The segment about Discovery was a bit… Image
And I’m actually a discovery fan! But wow that Paramount Plus narrator was so proud of their achievements, lol
- Comment on Bloom filters: real-world applications 1 year ago:
Usually it’s a bunch of different string hashes of the text content. They could be different hashing algorithms, but it’s more common to take a single hash algorithm and simply create a bunch of hash functions that operate on different parts of the data.
If it’s not text data, there’s a whole bunch of other hashing strategies but I only ever saw bloom filters used with text.
- Comment on Bloom filters: real-world applications 1 year ago:
A classic use for them is spam filtering.
Suppose you have a set of spam detection systems/rules which are somewhat expensive to execute, eg a ML model or keyword blocklist. Spam tends to come in waves, and frequently it can be as simple as reposting the same message dozens of times.
Once your systems determine a piece of content is spam (or you manually flag content), it’s a good idea to insert the content into a bloom filter. This means that future posts of the identical content will be flagged without needing to execute the expensive checks, especially if there’s a surge of content stressing your systems.
Since it’s probabilistic, you can’t use this unless you have some sort of manual reviewing queue or system, as it’s possible for false positives to be flagged. However, you can also run more intensive checks once you’ve flagged content, to detect false positives.
The false positives can also be a feature, not a bug: with careful choice of hash functions, your bloom filter can actually detect slightly modified content, since most of the hashes may still be the same.
I’ve worked at companies which use this strategy so it’s very real world.
- Comment on DS9 S2 "Second Sight" 1 year ago:
That was a great episode actually, my only complaint was that he didn’t seem to require serious therapy afterwards.
Same with O’Brien’s mental imprisonment episode, though at least they tried to show the psychological damage there. He just managed to get over it at the end of the episode 🫠
- Comment on DS9 S2 "Second Sight" 1 year ago:
Yeah, that’s probably the best explanation. Or maybe she just knows her deep seated desires, and uses them to imagine how Fenna would be?

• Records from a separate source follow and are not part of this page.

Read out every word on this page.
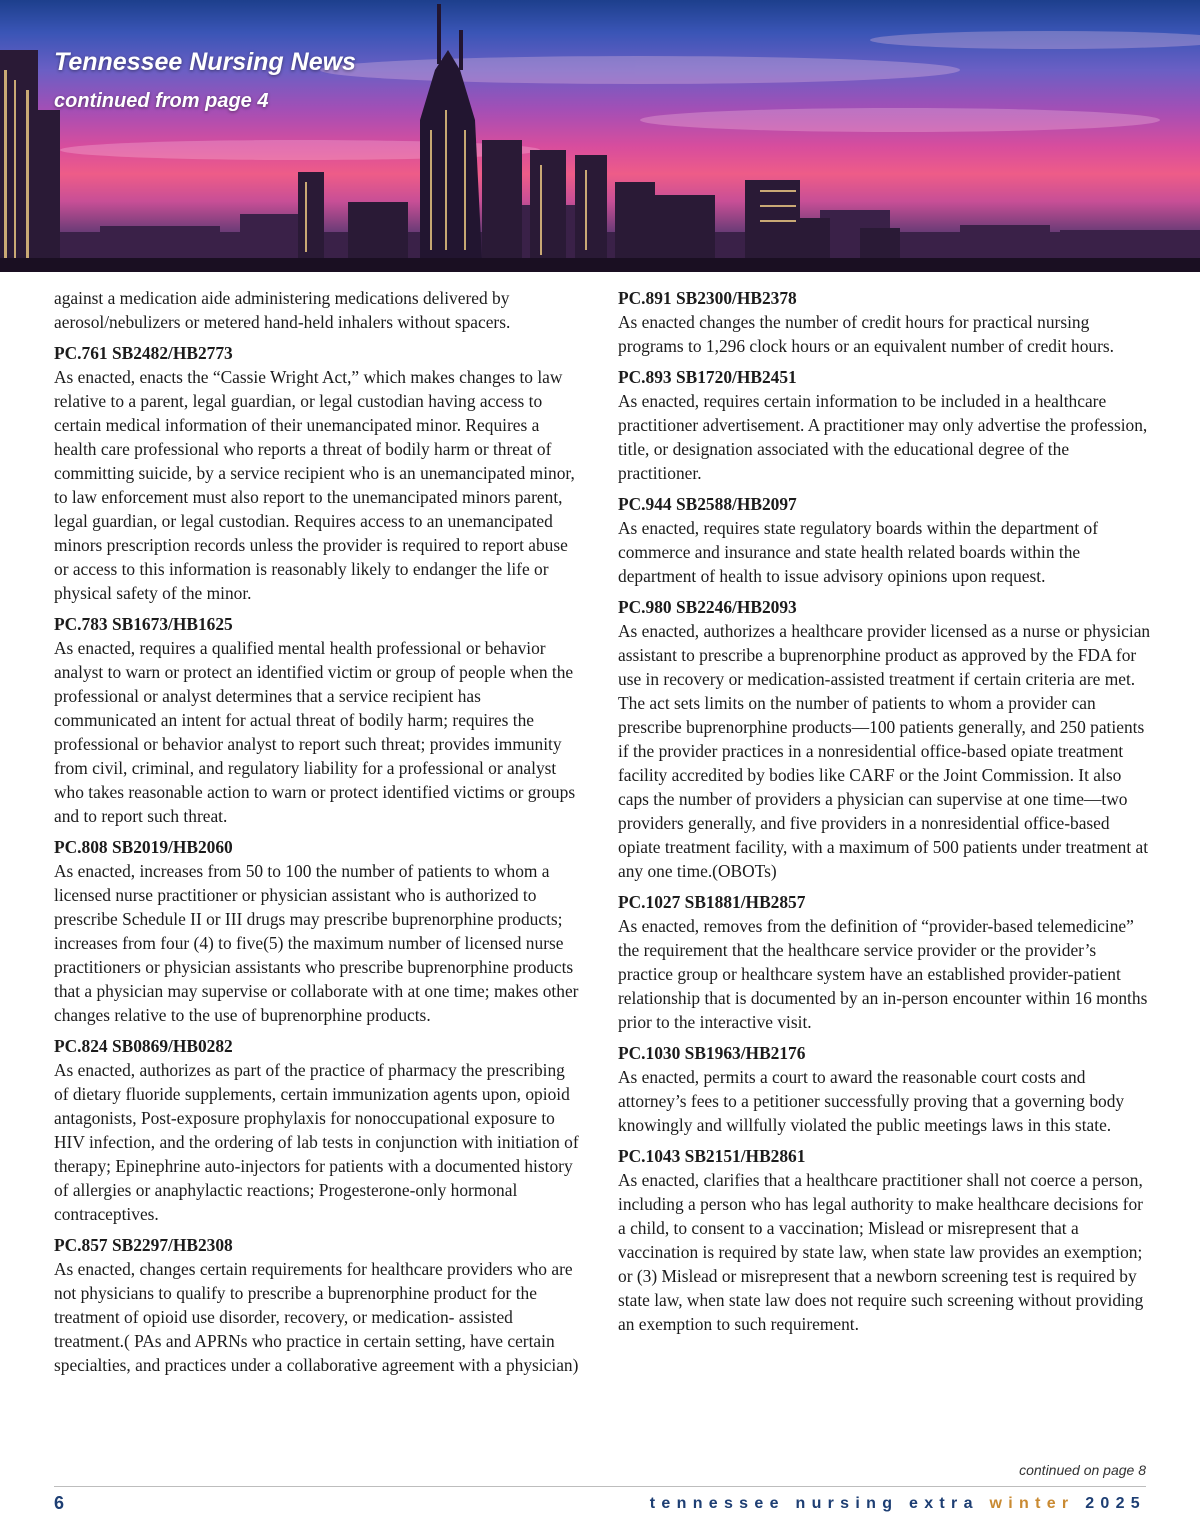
Tennessee Nursing News

continued from page 4

against a medication aide administering medications delivered by aerosol/nebulizers or metered hand-held inhalers without spacers.

PC.761 SB2482/HB2773
As enacted, enacts the “Cassie Wright Act,” which makes changes to law relative to a parent, legal guardian, or legal custodian having access to certain medical information of their unemancipated minor. Requires a health care professional who reports a threat of bodily harm or threat of committing suicide, by a service recipient who is an unemancipated minor, to law enforcement must also report to the unemancipated minors parent, legal guardian, or legal custodian. Requires access to an unemancipated minors prescription records unless the provider is required to report abuse or access to this information is reasonably likely to endanger the life or physical safety of the minor.
PC.783 SB1673/HB1625
As enacted, requires a qualified mental health professional or behavior analyst to warn or protect an identified victim or group of people when the professional or analyst determines that a service recipient has communicated an intent for actual threat of bodily harm; requires the professional or behavior analyst to report such threat; provides immunity from civil, criminal, and regulatory liability for a professional or analyst who takes reasonable action to warn or protect identified victims or groups and to report such threat.
PC.808 SB2019/HB2060
As enacted, increases from 50 to 100 the number of patients to whom a licensed nurse practitioner or physician assistant who is authorized to prescribe Schedule II or III drugs may prescribe buprenorphine products; increases from four (4) to five(5) the maximum number of licensed nurse practitioners or physician assistants who prescribe buprenorphine products that a physician may supervise or collaborate with at one time; makes other changes relative to the use of buprenorphine products.
PC.824 SB0869/HB0282
As enacted, authorizes as part of the practice of pharmacy the prescribing of dietary fluoride supplements, certain immunization agents upon, opioid antagonists, Post-exposure prophylaxis for nonoccupational exposure to HIV infection, and the ordering of lab tests in conjunction with initiation of therapy; Epinephrine auto-injectors for patients with a documented history of allergies or anaphylactic reactions; Progesterone-only hormonal contraceptives.
PC.857 SB2297/HB2308
As enacted, changes certain requirements for healthcare providers who are not physicians to qualify to prescribe a buprenorphine product for the treatment of opioid use disorder, recovery, or medication- assisted treatment.( PAs and APRNs who practice in certain setting, have certain specialties, and practices under a collaborative agreement with a physician)
PC.891 SB2300/HB2378
As enacted changes the number of credit hours for practical nursing programs to 1,296 clock hours or an equivalent number of credit hours.
PC.893 SB1720/HB2451
As enacted, requires certain information to be included in a healthcare practitioner advertisement. A practitioner may only advertise the profession, title, or designation associated with the educational degree of the practitioner.
PC.944 SB2588/HB2097
As enacted, requires state regulatory boards within the department of commerce and insurance and state health related boards within the department of health to issue advisory opinions upon request.
PC.980 SB2246/HB2093
As enacted, authorizes a healthcare provider licensed as a nurse or physician assistant to prescribe a buprenorphine product as approved by the FDA for use in recovery or medication-assisted treatment if certain criteria are met. The act sets limits on the number of patients to whom a provider can prescribe buprenorphine products—100 patients generally, and 250 patients if the provider practices in a nonresidential office-based opiate treatment facility accredited by bodies like CARF or the Joint Commission. It also caps the number of providers a physician can supervise at one time—two providers generally, and five providers in a nonresidential office-based opiate treatment facility, with a maximum of 500 patients under treatment at any one time.(OBOTs)
PC.1027 SB1881/HB2857
As enacted, removes from the definition of “provider-based telemedicine” the requirement that the healthcare service provider or the provider’s practice group or healthcare system have an established provider-patient relationship that is documented by an in-person encounter within 16 months prior to the interactive visit.
PC.1030 SB1963/HB2176
As enacted, permits a court to award the reasonable court costs and attorney’s fees to a petitioner successfully proving that a governing body knowingly and willfully violated the public meetings laws in this state.
PC.1043 SB2151/HB2861
As enacted, clarifies that a healthcare practitioner shall not coerce a person, including a person who has legal authority to make healthcare decisions for a child, to consent to a vaccination; Mislead or misrepresent that a vaccination is required by state law, when state law provides an exemption; or (3) Mislead or misrepresent that a newborn screening test is required by state law, when state law does not require such screening without providing an exemption to such requirement.
continued on page 8
6	tennessee nursing extra winter 2025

- Comment on DS9 S2 "Second Sight" 1 year ago:
Yeah…Star Trek has never been particularly good at one-off romance episodes, and this is certainly one of those.
Yeah, I don’t think that I enjoyed any shoehorned romance with Picard especially…
The episode also has Dax asking O’Brien to boost the top speed of Seyetik’s ship to warp 9.5 to avoid a potential supernova, a prominent example of Star Trek supernovae being apparently able to travel faster than light. So there’s that.
Lol now that you mention it, yes that is quite silly.
I also remember a moment where O’Brien reports that he increased the speed to warp 9.6, and Dax asks “wasn’t the theoretical maximum warp 9.5” and he’s just like “it was.” Top tier O’Brien right there.